Kondisi Lingkungan dan Operasional
Beban angin mewakili faktor desain lingkungan utama. Terminal pesisir mengalami kejadian angin dan badai yang berkelanjutan sehingga memerlukan spesifikasi struktural yang ditingkatkan.

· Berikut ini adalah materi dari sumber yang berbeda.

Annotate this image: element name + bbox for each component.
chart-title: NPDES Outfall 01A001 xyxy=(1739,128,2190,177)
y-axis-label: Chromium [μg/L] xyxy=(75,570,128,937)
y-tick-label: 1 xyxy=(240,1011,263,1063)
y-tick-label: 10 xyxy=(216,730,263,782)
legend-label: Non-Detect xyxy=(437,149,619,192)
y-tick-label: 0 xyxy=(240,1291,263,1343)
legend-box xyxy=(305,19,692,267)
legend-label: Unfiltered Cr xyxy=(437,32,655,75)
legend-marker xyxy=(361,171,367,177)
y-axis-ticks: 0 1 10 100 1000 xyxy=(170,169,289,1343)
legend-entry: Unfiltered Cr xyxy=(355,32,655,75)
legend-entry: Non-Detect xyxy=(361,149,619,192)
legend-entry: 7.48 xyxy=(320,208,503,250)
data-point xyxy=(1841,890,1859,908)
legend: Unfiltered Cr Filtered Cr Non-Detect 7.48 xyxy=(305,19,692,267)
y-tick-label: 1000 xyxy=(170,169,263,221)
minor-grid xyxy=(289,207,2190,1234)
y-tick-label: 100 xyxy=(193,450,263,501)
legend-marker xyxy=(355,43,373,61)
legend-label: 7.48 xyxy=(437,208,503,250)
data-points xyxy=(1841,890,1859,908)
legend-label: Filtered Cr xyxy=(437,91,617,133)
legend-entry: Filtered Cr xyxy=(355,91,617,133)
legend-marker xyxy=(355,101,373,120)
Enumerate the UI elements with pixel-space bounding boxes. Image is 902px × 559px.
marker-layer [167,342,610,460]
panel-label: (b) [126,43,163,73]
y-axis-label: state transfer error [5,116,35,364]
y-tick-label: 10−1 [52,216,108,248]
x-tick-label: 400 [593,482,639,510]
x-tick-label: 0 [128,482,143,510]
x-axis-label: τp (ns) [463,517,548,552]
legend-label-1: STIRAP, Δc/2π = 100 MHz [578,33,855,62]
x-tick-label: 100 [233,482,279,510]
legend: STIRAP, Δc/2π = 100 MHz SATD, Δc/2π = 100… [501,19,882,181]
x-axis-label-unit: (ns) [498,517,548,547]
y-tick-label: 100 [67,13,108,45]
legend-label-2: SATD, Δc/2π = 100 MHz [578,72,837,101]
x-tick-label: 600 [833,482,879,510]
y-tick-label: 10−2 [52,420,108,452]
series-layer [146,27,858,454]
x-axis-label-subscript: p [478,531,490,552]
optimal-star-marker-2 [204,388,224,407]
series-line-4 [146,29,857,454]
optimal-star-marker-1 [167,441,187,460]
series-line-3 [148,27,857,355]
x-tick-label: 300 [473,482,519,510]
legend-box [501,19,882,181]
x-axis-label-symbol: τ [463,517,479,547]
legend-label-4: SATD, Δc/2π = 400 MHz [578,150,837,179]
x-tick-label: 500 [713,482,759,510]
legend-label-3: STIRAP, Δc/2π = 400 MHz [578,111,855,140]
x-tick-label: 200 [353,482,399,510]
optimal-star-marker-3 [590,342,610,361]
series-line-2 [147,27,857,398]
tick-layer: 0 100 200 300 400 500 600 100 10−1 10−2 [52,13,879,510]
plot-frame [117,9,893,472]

Batas Operasional Kecepatan Angin:
| Kondisi | Kecepatan Angin | Status Operasional | Respon Keamanan |
|---|---|---|---|
| Operasi biasa | 0-20 m/s | Produktivitas penuh | Prosedur standar |
| Pengoperasian yang hati-hati | 20-25 m/s | Kecepatan berkurang | Pemantauan yang ditingkatkan |
| Operasi terbatas | 25-28 m/s | Gerakan terbatas | Posisikan kontainer dengan aman |
| Diperlukan penghentian | 28-30 m/s | Peralatan aman | Persiapan badai |
| Penahan badai | 30+ m/s | Penguncian penuh | Ikat-bertunangan |
Sistem pemantauan angin otomatis terus mengukur kondisi dan memicu peringatan. Derek modern menggunakan urutan pematian otomatis yang mengaktifkan penahan badai dalam waktu 15-20 menit setelah melampaui batas pengoperasian aman.
Persyaratan desain seismik berbeda-beda di setiap lokasi. Fasilitas di-wilayah rawan gempa menggunakan isolasi dasar atau penguat yang ditingkatkan, biasanya menambah biaya struktural sebesar 8-12%.